Ich kann mir gut vorstellen, dass man als Fahrradkurier viel mitmacht und dass es auch eine körperliche Belastung ist. Richtig ist auch: Die körperliche Unversehrtheit ist ein verfassungsrechtlich garantiertes Grundrecht – sie steht in Artikel 2 des Grundgesetzes. Doch was bedeutet das nun rechtlich? Dabei sind mehrere Dinge zu beachten. Zum einen müssen wir zwischen Arbeitsschutzbestimmungen und dem verfassungsmäßigen Grundrecht unterscheiden.

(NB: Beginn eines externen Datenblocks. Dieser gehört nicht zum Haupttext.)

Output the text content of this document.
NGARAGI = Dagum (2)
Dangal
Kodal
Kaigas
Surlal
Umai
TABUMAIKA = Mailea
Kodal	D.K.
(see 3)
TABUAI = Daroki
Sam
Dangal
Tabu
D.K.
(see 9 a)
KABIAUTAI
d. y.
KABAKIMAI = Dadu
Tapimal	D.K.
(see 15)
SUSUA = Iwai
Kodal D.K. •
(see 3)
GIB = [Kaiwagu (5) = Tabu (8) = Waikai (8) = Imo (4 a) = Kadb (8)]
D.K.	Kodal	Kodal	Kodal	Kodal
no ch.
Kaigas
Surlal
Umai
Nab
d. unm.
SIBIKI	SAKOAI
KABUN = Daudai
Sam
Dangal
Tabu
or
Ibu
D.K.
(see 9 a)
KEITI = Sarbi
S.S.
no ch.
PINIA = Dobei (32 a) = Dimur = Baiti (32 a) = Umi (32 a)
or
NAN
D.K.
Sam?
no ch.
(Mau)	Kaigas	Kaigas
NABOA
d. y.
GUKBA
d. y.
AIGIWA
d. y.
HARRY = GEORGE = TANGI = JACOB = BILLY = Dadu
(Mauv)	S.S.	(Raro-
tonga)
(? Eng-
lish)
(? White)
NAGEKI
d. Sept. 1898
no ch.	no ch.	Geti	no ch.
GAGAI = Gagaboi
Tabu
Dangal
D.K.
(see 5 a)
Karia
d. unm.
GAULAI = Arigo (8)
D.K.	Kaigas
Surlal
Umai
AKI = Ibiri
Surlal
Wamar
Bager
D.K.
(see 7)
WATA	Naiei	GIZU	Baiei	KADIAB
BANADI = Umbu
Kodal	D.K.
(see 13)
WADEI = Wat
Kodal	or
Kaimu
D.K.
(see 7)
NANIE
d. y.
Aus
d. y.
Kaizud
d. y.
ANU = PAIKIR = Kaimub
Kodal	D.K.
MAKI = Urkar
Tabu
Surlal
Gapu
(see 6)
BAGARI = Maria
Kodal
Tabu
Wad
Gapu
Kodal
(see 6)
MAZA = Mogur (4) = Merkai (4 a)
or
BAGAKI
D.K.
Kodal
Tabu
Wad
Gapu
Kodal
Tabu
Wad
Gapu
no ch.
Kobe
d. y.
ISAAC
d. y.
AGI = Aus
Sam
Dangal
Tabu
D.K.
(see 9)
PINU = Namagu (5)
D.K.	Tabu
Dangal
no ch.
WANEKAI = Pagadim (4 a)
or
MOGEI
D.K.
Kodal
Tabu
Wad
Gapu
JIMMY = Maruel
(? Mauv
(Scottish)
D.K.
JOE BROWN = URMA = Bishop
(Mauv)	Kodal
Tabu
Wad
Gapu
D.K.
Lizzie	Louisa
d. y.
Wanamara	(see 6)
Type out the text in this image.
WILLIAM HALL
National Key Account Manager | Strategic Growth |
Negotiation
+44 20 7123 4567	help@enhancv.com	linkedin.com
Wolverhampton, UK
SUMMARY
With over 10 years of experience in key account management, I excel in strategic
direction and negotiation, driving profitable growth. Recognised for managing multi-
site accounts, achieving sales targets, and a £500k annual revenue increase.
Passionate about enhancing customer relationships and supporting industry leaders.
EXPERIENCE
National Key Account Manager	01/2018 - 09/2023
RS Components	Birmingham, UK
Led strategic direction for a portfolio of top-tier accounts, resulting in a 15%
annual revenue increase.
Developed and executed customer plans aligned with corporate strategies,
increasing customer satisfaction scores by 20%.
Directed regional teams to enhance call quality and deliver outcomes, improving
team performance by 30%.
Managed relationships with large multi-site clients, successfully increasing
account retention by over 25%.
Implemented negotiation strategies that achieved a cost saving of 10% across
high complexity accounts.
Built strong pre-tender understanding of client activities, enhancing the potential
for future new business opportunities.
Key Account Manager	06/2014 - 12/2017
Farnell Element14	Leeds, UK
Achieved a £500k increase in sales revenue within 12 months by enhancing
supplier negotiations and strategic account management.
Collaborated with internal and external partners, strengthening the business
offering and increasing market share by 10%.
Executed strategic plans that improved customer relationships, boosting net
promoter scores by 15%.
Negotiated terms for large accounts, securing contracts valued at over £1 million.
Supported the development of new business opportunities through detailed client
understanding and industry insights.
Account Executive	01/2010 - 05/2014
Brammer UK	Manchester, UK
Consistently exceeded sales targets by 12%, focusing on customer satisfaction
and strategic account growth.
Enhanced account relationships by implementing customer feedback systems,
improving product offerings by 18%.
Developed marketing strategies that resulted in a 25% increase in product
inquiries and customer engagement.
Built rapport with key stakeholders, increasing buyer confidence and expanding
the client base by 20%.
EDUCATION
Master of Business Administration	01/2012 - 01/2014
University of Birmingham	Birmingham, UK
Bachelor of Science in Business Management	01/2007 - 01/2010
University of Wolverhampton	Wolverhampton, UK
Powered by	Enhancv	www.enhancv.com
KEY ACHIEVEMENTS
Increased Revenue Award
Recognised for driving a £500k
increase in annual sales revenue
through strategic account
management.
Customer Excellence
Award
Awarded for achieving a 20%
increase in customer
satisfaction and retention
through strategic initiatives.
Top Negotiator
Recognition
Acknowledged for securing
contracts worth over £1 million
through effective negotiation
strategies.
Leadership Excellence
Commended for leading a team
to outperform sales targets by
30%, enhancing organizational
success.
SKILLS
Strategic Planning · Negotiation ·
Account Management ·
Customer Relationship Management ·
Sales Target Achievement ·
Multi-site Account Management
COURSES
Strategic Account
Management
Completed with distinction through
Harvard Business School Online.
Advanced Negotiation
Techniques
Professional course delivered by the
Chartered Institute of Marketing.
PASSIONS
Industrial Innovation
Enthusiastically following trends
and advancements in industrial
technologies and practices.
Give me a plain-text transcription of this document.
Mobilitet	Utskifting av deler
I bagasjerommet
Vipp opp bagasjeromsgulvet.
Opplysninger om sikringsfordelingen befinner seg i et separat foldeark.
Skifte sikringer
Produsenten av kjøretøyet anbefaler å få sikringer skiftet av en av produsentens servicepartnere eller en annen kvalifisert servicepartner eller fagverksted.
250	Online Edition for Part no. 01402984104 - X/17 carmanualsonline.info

Für Sicherheit am Arbeitsplatz gibt es klare Vorgaben, z.B. in Bezug auf Lärm, aber auch in Bezug auf krebserregende Stoffe. Hinsichtlich des Lärms sind Sie als Fahrradkurier vermutlich weniger gefährdet als ein Arbeiter mit einem Presslufthammer – der sich aber natürlich mit einem entsprechenden Ohrenschutz schützen kann. Was die Autoabgase betrifft, sind Sie als Fahrradkurier vermutlich in einer ähnlichen Situation wie eine Verkehrspolizistin oder ein Arbeiter an einer Baustelle. Auch die sind ja Autoabgasen ausgesetzt, ohne dass dadurch die geltenden Arbeitschutzvorschriften verletzt sind. Jetzt könnte man sagen: Na gut, dann sind diese Vorschriften offenbar zu lasch – und mit Hinweis auf das verfassungsmäßige Recht auf Unversehrtheit eine Verschärfung fordern. Man könnte noch weiter gehen und sagen: Das Grundrecht auf körperliche Unversehrtheit gilt ja für alle Menschen – nicht nur am Arbeitsplatz. Es gilt auch für Kinder, die im Kinderwagen über die Straße geschoben werden. Und überhaupt: Könnte man mit Verweis auf dieses Grundrecht nicht gegen den Autoverkehr insgesamt klagen – schließlich kommen dabei jedes Jahr tausende Menschen ums Leben.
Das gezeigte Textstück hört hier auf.